For inference in logistic regression, it would be easier to think in terms of log odds instead of odds. A simple logistic regression model is a generalized linear model with the form
$$
\newcommand{\logit}{\rm logit}
\newcommand{\odds}{\rm odds}
\newcommand{\expit}{\rm expit}
\logit(\pi_i) = \beta_0 + \beta_1X_{i1},
$$
where $\logit(\pi_i) = \log(\frac{\pi_i}{1-\pi_i}) = \log(\odds(\pi_i))$. Notice that it has the exact same form as linear regression with a Bernoulli-distributed transformed dependent variable. This has the more intuitive interpretation that for every increase in $X_{i1}$, the expected log odds in favor of $X_{i1}$ increase by $\beta_1$.
If you want to interpret the model in terms of odds, you just have to exponentiate the logit, which is what you initially assumed. This gives you $\odds(\pi_i) = \exp(\beta_0 + \beta_1X_{i1})$, and not $\odds(\pi_i) = \frac{\exp(\beta_0 + \beta_1X_{i1})}{1 + \exp(\beta_0 + \beta_1X_{i1})}$. The interpretation in this case is that for every increase in $X_{i1}$, the expected odds in favor of $Y_i = 1$ increase by $\exp(\beta_1)$. I think either you or your professor got odds and probability mixed up in your professor's explanation.

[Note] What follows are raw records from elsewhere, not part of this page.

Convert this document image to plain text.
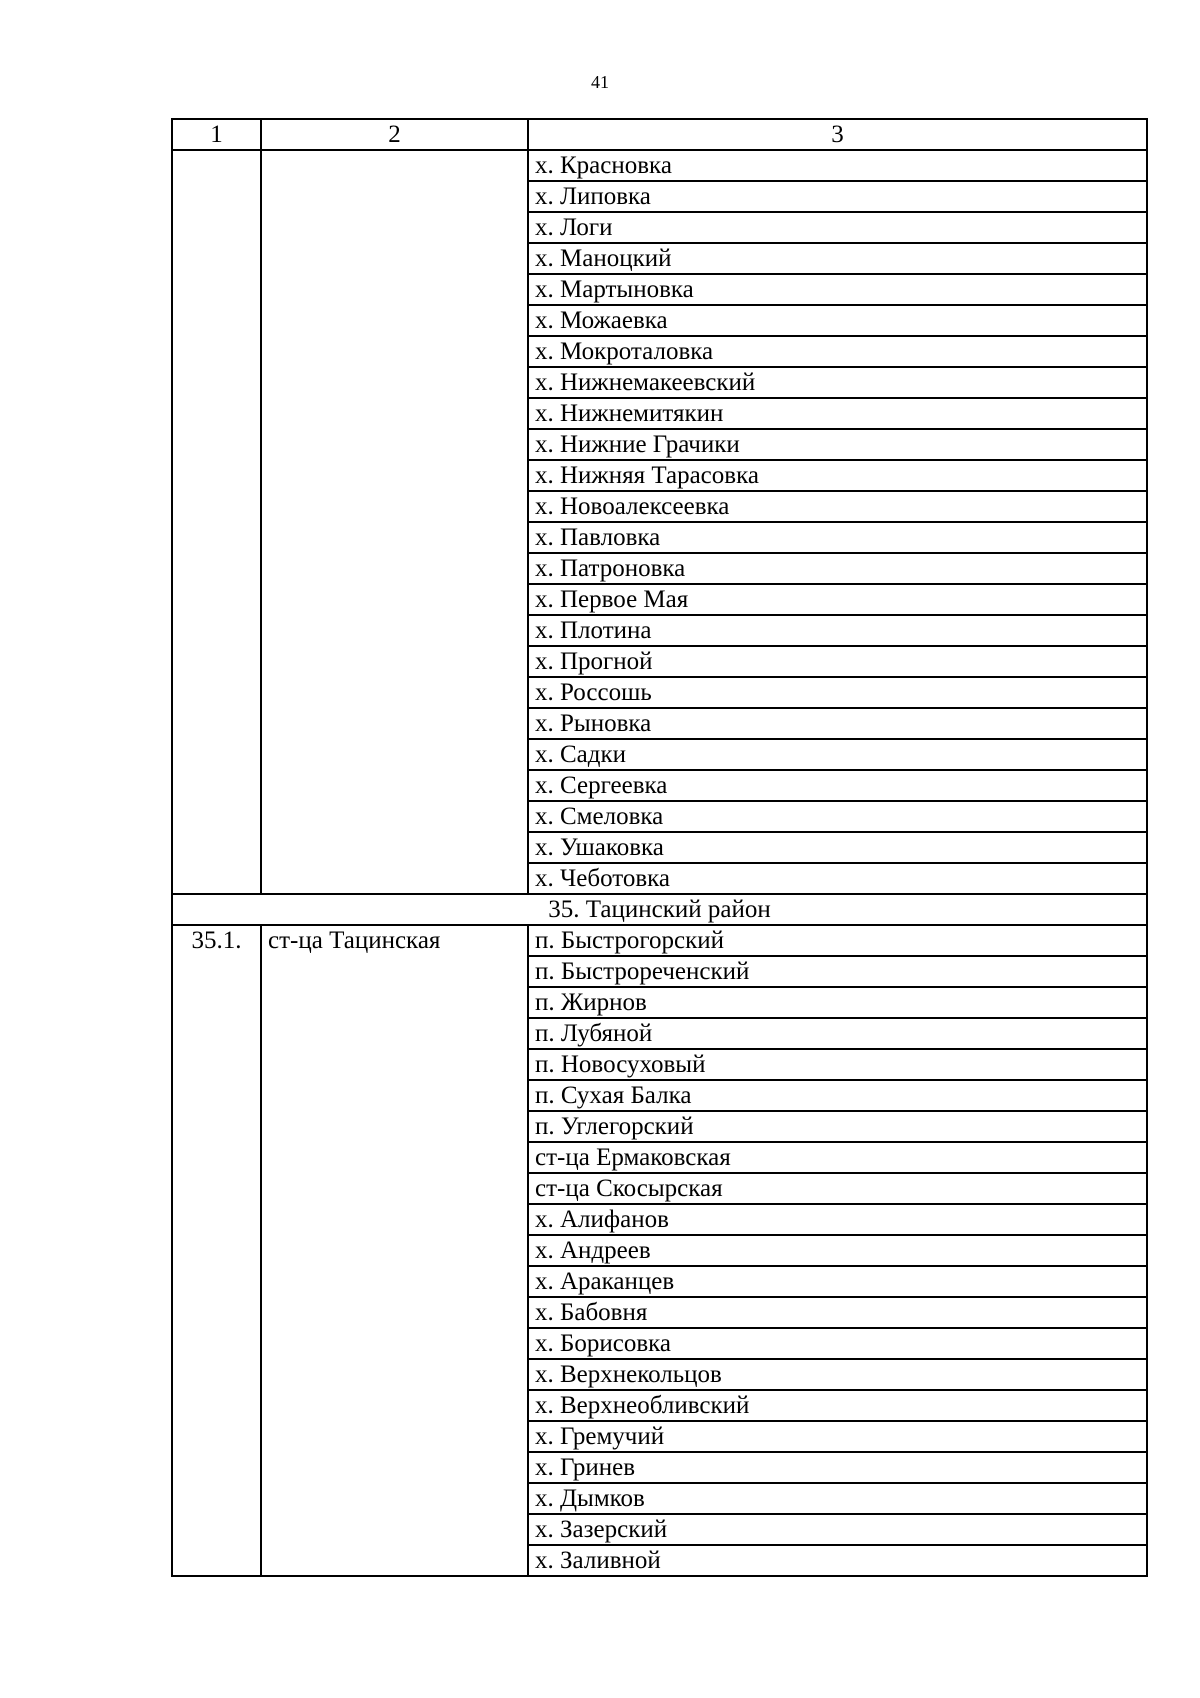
41
1	2	3
		х. Красновка
		х. Липовка
		х. Логи
		х. Маноцкий
		х. Мартыновка
		х. Можаевка
		х. Мокроталовка
		х. Нижнемакеевский
		х. Нижнемитякин
		х. Нижние Грачики
		х. Нижняя Тарасовка
		х. Новоалексеевка
		х. Павловка
		х. Патроновка
		х. Первое Мая
		х. Плотина
		х. Прогной
		х. Россошь
		х. Рыновка
		х. Садки
		х. Сергеевка
		х. Смеловка
		х. Ушаковка
		х. Чеботовка
35. Тацинский район		
35.1.	ст-ца Тацинская	п. Быстрогорский
		п. Быстрореченский
		п. Жирнов
		п. Лубяной
		п. Новосуховый
		п. Сухая Балка
		п. Углегорский
		ст-ца Ермаковская
		ст-ца Скосырская
		х. Алифанов
		х. Андреев
		х. Араканцев
		х. Бабовня
		х. Борисовка
		х. Верхнекольцов
		х. Верхнеобливский
		х. Гремучий
		х. Гринев
		х. Дымков
		х. Зазерский
		х. Заливной
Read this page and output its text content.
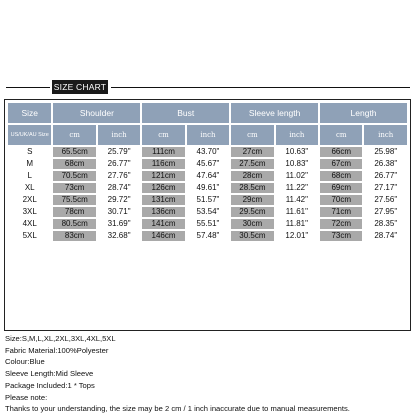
SIZE CHART
Size	Shoulder		Bust		Sleeve length		Length	
US/UK/AU Size	cm	inch	cm	inch	cm	inch	cm	inch
S	65.5cm	25.79"	111cm	43.70"	27cm	10.63"	66cm	25.98"
M	68cm	26.77"	116cm	45.67"	27.5cm	10.83"	67cm	26.38"
L	70.5cm	27.76"	121cm	47.64"	28cm	11.02"	68cm	26.77"
XL	73cm	28.74"	126cm	49.61"	28.5cm	11.22"	69cm	27.17"
2XL	75.5cm	29.72"	131cm	51.57"	29cm	11.42"	70cm	27.56"
3XL	78cm	30.71"	136cm	53.54"	29.5cm	11.61"	71cm	27.95"
4XL	80.5cm	31.69"	141cm	55.51"	30cm	11.81"	72cm	28.35"
5XL	83cm	32.68"	146cm	57.48"	30.5cm	12.01"	73cm	28.74"
Size:S,M,L,XL,2XL,3XL,4XL,5XL
Fabric Material:100%Polyester
Colour:Blue
Sleeve Length:Mid Sleeve
Package Included:1 * Tops
Please note:
Thanks to your understanding, the size may be 2 cm / 1 inch inaccurate due to manual measurements.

If you want to draw inference on probabilities, you need to invert the $\logit$ transformation by taking the $\expit$ of both sides, where $\expit(x) = \frac{\exp(x)}{1 + \exp(x)}$. In that case, we have $\pi_i = \frac{\exp(\beta_0 + \beta_1X_{i1})}{1 + \exp(\beta_0 + \beta_1X_{i1})}$ as our expected probability that $Y_i=1$. In this case, it is difficult to draw inference in terms of probabilities, which is why we transform back to probabilities by taking the expit of our expected log odds.